管理業務主任者 過去問解説 平成28年 問34
【問 34】 マンションの専有部分及び専用使用権に関する次の記述のうち、区分所有法、標準管理規約及び判例によれば、最も不適切なものはどれか。
1 専有部分とは、一棟の建物に構造上区分され、かつ、住居、店舗、事務所又は倉庫その他建物としての用途に独立して供することができるように利用上区分された、区分所有権の目的である建物の部分である。
2 地下に設けられた駐車場部分は、必ずしも周囲すべてが完全に遮蔽されていなくても、構造上、利用上の独立性を備えている場合には、専有部分として登記して分譲することができる。
3 専用使用権とは、敷地及び共用部分等の一部について、特定の区分所有者が排他的に使用できる権利であり、専用使用権の対象となっている当該部分を専用使用部分という。

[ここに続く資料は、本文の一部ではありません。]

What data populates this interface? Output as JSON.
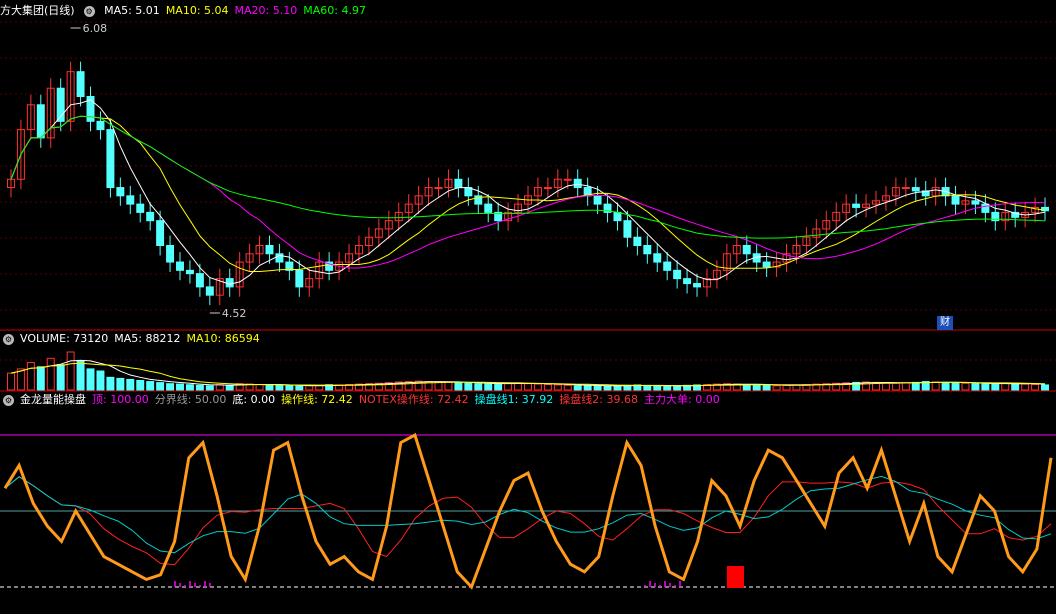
{
  "price_panel": {
    "title": "方大集团(日线)",
    "ma_labels": [
      {
        "name": "MA5: 5.01",
        "color": "#ffffff"
      },
      {
        "name": "MA10: 5.04",
        "color": "#ffff00"
      },
      {
        "name": "MA20: 5.10",
        "color": "#ff00ff"
      },
      {
        "name": "MA60: 4.97",
        "color": "#00ff00"
      }
    ],
    "high_label": "6.08",
    "low_label": "4.52",
    "badge": "财"
  },
  "volume_panel": {
    "labels": [
      {
        "name": "VOLUME: 73120",
        "color": "#ffffff"
      },
      {
        "name": "MA5: 88212",
        "color": "#ffffff"
      },
      {
        "name": "MA10: 86594",
        "color": "#ffff00"
      }
    ]
  },
  "indicator_panel": {
    "title": "金龙量能操盘",
    "labels": [
      {
        "name": "顶: 100.00",
        "color": "#ff00ff"
      },
      {
        "name": "分界线: 50.00",
        "color": "#999999"
      },
      {
        "name": "底: 0.00",
        "color": "#ffffff"
      },
      {
        "name": "操作线: 72.42",
        "color": "#ffff00"
      },
      {
        "name": "NOTEX操作线: 72.42",
        "color": "#ff3333"
      },
      {
        "name": "操盘线1: 37.92",
        "color": "#00ffff"
      },
      {
        "name": "操盘线2: 39.68",
        "color": "#ff3333"
      },
      {
        "name": "主力大单: 0.00",
        "color": "#ff00ff"
      }
    ]
  },
  "chart_data": {
    "type": "candlestick",
    "price_range": [
      4.4,
      6.2
    ],
    "closes": [
      5.25,
      5.55,
      5.7,
      5.5,
      5.8,
      5.6,
      5.9,
      5.75,
      5.6,
      5.55,
      5.2,
      5.15,
      5.1,
      5.05,
      5.0,
      4.85,
      4.75,
      4.7,
      4.68,
      4.6,
      4.55,
      4.65,
      4.6,
      4.75,
      4.8,
      4.85,
      4.8,
      4.75,
      4.7,
      4.6,
      4.65,
      4.75,
      4.7,
      4.75,
      4.8,
      4.85,
      4.9,
      4.95,
      5.0,
      5.05,
      5.1,
      5.15,
      5.2,
      5.2,
      5.25,
      5.2,
      5.15,
      5.1,
      5.05,
      5.0,
      5.05,
      5.1,
      5.15,
      5.2,
      5.2,
      5.25,
      5.25,
      5.2,
      5.15,
      5.1,
      5.05,
      5.0,
      4.9,
      4.85,
      4.8,
      4.75,
      4.7,
      4.65,
      4.62,
      4.6,
      4.65,
      4.7,
      4.8,
      4.85,
      4.8,
      4.75,
      4.72,
      4.75,
      4.8,
      4.85,
      4.9,
      4.95,
      5.0,
      5.05,
      5.1,
      5.08,
      5.1,
      5.12,
      5.15,
      5.2,
      5.2,
      5.18,
      5.15,
      5.2,
      5.15,
      5.1,
      5.12,
      5.1,
      5.05,
      5.0,
      5.05,
      5.02,
      5.05,
      5.08,
      5.06
    ],
    "volumes": [
      80,
      100,
      130,
      110,
      150,
      120,
      180,
      140,
      100,
      90,
      60,
      55,
      50,
      45,
      40,
      35,
      30,
      28,
      25,
      22,
      20,
      25,
      22,
      30,
      28,
      26,
      24,
      22,
      20,
      18,
      20,
      22,
      25,
      24,
      26,
      28,
      30,
      32,
      35,
      38,
      40,
      42,
      40,
      38,
      36,
      35,
      32,
      30,
      28,
      30,
      32,
      34,
      30,
      28,
      26,
      24,
      22,
      20,
      22,
      20,
      18,
      20,
      22,
      24,
      22,
      20,
      18,
      20,
      22,
      24,
      26,
      28,
      30,
      28,
      26,
      24,
      22,
      20,
      22,
      24,
      26,
      28,
      30,
      32,
      34,
      36,
      38,
      36,
      34,
      32,
      34,
      36,
      40,
      38,
      36,
      34,
      32,
      30,
      28,
      30,
      32,
      30,
      28,
      26,
      24
    ],
    "indicator_range": [
      0,
      100
    ],
    "operation_line": [
      65,
      80,
      55,
      40,
      30,
      50,
      35,
      20,
      15,
      10,
      5,
      8,
      30,
      85,
      95,
      60,
      20,
      5,
      40,
      90,
      95,
      60,
      30,
      15,
      20,
      10,
      5,
      40,
      95,
      100,
      70,
      40,
      10,
      0,
      25,
      50,
      70,
      75,
      50,
      30,
      15,
      10,
      20,
      60,
      95,
      80,
      40,
      10,
      5,
      30,
      70,
      60,
      40,
      70,
      90,
      85,
      70,
      55,
      40,
      75,
      85,
      65,
      90,
      60,
      30,
      55,
      20,
      10,
      35,
      60,
      50,
      20,
      10,
      25,
      85
    ]
  }
}
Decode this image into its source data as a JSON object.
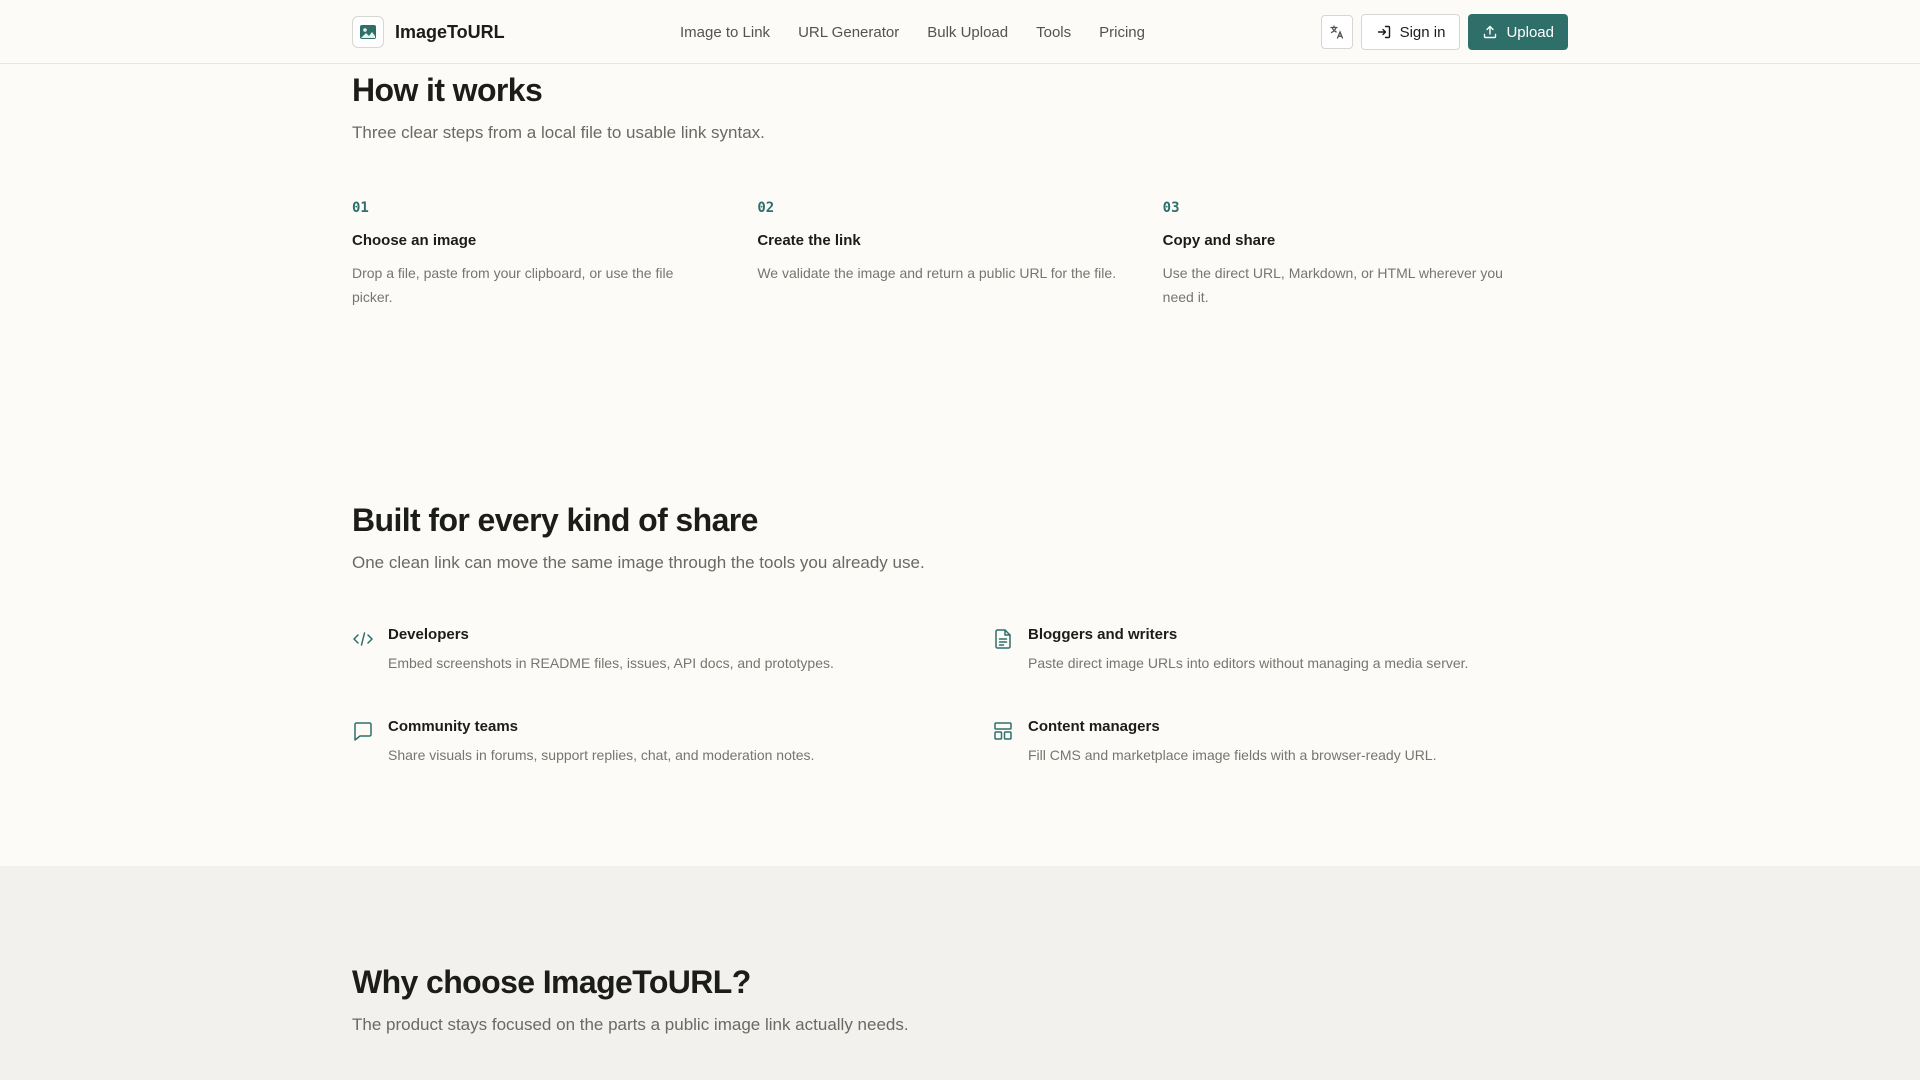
{
  "header": {
    "brand": "ImageToURL",
    "nav": [
      "Image to Link",
      "URL Generator",
      "Bulk Upload",
      "Tools",
      "Pricing"
    ],
    "signin_label": "Sign in",
    "upload_label": "Upload"
  },
  "how": {
    "title": "How it works",
    "subtitle": "Three clear steps from a local file to usable link syntax.",
    "steps": [
      {
        "num": "01",
        "title": "Choose an image",
        "desc": "Drop a file, paste from your clipboard, or use the file picker."
      },
      {
        "num": "02",
        "title": "Create the link",
        "desc": "We validate the image and return a public URL for the file."
      },
      {
        "num": "03",
        "title": "Copy and share",
        "desc": "Use the direct URL, Markdown, or HTML wherever you need it."
      }
    ]
  },
  "built": {
    "title": "Built for every kind of share",
    "subtitle": "One clean link can move the same image through the tools you already use.",
    "audiences": [
      {
        "icon": "code-icon",
        "title": "Developers",
        "desc": "Embed screenshots in README files, issues, API docs, and prototypes."
      },
      {
        "icon": "document-icon",
        "title": "Bloggers and writers",
        "desc": "Paste direct image URLs into editors without managing a media server."
      },
      {
        "icon": "chat-icon",
        "title": "Community teams",
        "desc": "Share visuals in forums, support replies, chat, and moderation notes."
      },
      {
        "icon": "layout-icon",
        "title": "Content managers",
        "desc": "Fill CMS and marketplace image fields with a browser-ready URL."
      }
    ]
  },
  "why": {
    "title": "Why choose ImageToURL?",
    "subtitle": "The product stays focused on the parts a public image link actually needs."
  },
  "colors": {
    "accent": "#2f6f6a",
    "background": "#fcfbf8",
    "muted_bg": "#f2f1ee"
  }
}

4 敷地に、特定の区分所有者に対して無償の駐車場専用使用権が規約に基づいて設けられていた場合、後に、当該駐車場部分の使用を有償化する決議をするには、必ず当該専用使用権者の承諾を得なければならない。
【解答及び解説】
【問 34】 正解 4
1 適切。専有部分とは、一棟の建物に構造上区分された数個の部分で独立して住居、店舗、事務所又は倉庫その他建物としての用途に供することができるものである。
*区分所有法1条
2 適切。専有部分となるためには、構造上の独立性と利用上の独立性があればよく、建物の構成部分である隔壁等により他の専有部分又は共用部分から独立した物的支配に適する程度に遮蔽され、その範囲が明確であれば、必ずしも周囲すべてが完全に遮断されていることを要しない(判例)。
*区分所有法1条
3 適切。専用使用権とは、敷地及び共用部分等の一部について、特定の区分所有者が排他的に使用できる権利をいう。また、専用使用部分とは、専用使用権の対象となっている敷地及び共用部分等の部分をいう。
*標準管理規約2条8号・9号
4 不適切。区分所有者が専用使用権を有するマンション駐車場の使用料を増額する規約の設定、変更等は、増額の必要性及び合理性が認められ、かつ、増額された使用料が当該区分所有関係において社会通念上相当な額であると認められる場合には、専用使用権者の権利に区分所有法31条1項後段にいう「特別の影響」を及ぼすものではない(最判平成10年10月30日)。したがって、無償の駐車場専用使用権に対して当該駐車場部分の使用を有償化する決議をした場合、それが社会通念上相当な額であるときは当該専用使用権者の承諾を得る必要はない。
*区分所有法31条1項
【解法のポイント】肢1~3までは非常に基本的な問題です。肢4は判例の問題ですが、この「特別の影響」というのも、よく問われる範囲です。